FINANCIËLE RAPPORTAGE FUNDEREND ONDERWIJS. Utrecht, november 2014 FINANCIËLE RAPPORTAGE FUNDEREND ONDERWIJS 2014 Utrecht, november 2014 INHOUD Inleiding 5 1 Basisonderwijs en speciaal basisonderwijs 7 2 Expertisecentra 10 3 Voortgezet onderwijs 12 4 Samenwerkingsverbanden

Nadere informatie

Samengevoegd College Hageveld en Hageveld Beheer

Samengevoegd College Hageveld en Hageveld Beheer Jaarrekening Grondslagen Deze jaarrekening is in opdracht van het bestuur van de Stichting Hageveld Beheer en de Onderwijsstichting College Hageveld opgesteld door de Stichting Regionaal Onderwijsbureau

Nadere informatie

123WatEenSite C. van de PC Teststraat 1 3351 ZZ Alblasserdam

123WatEenSite C. van de PC Teststraat 1 3351 ZZ Alblasserdam C. van de PC Teststraat 1 3351 ZZ Alblasserdam INHOUDSOPGAVE Pagina Accountantsrapportage 3 Voorwoord 4 Resultaten 5 Financiële positie 7 Ondertekening van de accountantsrapportage 9 Jaarstukken 2008 Jaarrekening

Nadere informatie

Materiële vaste activa (1) Inventaris Vorderingen (2) Overige vorderingen Overlopende activa

Materiële vaste activa (1) Inventaris Vorderingen (2) Overige vorderingen Overlopende activa JAARREKENING Balans per 31 december 2015 Winst-en-verliesrekening over 2015 Kasstroomoverzicht 2015 Grondslagen voor waardering en resultaatbepaling Toelichting op de balans per 31 december 2015 Toelichting

Nadere informatie

BALANS PER 31 DECEMBER 2013 (na verwerking resultaatbestemming)

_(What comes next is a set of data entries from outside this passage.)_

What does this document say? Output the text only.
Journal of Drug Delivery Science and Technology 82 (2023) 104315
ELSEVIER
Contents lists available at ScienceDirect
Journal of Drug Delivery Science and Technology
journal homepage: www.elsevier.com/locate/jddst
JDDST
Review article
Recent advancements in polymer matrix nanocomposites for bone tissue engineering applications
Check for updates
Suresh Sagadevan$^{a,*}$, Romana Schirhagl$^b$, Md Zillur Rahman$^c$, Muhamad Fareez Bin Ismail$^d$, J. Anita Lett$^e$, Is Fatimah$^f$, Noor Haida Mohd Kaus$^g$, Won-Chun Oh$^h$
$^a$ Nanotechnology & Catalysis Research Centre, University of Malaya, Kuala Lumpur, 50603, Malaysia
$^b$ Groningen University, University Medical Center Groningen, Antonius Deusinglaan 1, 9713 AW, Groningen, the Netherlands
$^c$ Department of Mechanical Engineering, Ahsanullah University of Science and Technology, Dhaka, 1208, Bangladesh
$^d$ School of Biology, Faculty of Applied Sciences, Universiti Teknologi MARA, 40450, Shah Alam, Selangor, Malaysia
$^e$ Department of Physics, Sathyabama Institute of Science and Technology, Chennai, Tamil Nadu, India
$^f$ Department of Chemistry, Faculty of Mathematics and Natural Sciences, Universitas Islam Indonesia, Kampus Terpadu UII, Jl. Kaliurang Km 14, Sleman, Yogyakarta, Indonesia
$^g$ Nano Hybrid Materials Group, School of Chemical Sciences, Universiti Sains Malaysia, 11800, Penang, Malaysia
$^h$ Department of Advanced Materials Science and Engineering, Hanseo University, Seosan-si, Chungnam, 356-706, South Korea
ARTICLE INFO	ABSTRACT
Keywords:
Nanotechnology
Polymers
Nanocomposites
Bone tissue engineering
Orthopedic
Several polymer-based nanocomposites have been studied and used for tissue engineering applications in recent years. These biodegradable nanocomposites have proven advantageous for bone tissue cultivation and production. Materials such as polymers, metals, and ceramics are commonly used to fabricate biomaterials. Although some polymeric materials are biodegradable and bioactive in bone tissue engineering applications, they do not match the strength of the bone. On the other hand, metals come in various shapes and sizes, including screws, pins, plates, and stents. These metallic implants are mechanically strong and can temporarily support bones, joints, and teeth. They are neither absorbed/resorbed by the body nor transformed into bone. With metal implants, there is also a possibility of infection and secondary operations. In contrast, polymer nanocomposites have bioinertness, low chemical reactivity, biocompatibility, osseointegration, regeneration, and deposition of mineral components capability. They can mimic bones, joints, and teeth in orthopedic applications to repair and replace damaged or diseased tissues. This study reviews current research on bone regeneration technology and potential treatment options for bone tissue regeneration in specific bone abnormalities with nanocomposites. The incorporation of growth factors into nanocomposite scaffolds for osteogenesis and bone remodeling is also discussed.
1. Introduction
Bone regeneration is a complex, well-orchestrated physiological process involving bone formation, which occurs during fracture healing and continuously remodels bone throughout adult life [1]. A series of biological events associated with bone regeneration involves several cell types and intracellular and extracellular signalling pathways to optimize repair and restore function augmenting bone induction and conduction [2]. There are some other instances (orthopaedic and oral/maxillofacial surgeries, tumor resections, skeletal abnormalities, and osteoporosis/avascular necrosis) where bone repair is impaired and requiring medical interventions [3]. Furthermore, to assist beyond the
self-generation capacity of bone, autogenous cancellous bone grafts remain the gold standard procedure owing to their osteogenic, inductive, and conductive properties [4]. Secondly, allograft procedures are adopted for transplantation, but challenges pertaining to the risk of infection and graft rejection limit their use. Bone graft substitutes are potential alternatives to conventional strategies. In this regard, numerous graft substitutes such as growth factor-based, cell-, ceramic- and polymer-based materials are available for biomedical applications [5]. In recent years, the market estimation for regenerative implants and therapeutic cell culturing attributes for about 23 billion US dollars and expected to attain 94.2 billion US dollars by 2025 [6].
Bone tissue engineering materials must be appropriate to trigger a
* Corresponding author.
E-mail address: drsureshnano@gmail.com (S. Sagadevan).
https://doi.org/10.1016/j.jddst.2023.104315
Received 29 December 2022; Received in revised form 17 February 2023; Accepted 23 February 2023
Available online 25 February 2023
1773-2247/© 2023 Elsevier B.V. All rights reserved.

BALANS PER 31 DECEMBER 2013 (na verwerking resultaatbestemming) JAARREKENING 2013 BALANS PER 31 DECEMBER 2013 (na verwerking resultaatbestemming) 2013 2012 ACTIVA Vaste activa Materiële vaste activa 301.692 349.096 301.692 349.096 Vlottende activa Vorderingen 192.327

Nadere informatie

Jaarverslag. Wij staan graag tot uw dienst! Duurzaam ondernemen met hoofd en hart

Jaarverslag. Wij staan graag tot uw dienst! Duurzaam ondernemen met hoofd en hart Jaarverslag 2016 Wij staan graag tot uw dienst! Duurzaam ondernemen met hoofd en hart Financieel economisch verslag Voor de overzichtelijkheid zijn in het jaarverslag 2016 uitsluitend de kerncijfers en

Nadere informatie

Definitie: Eigen vermogen gedeeld door het vreemde vermogen.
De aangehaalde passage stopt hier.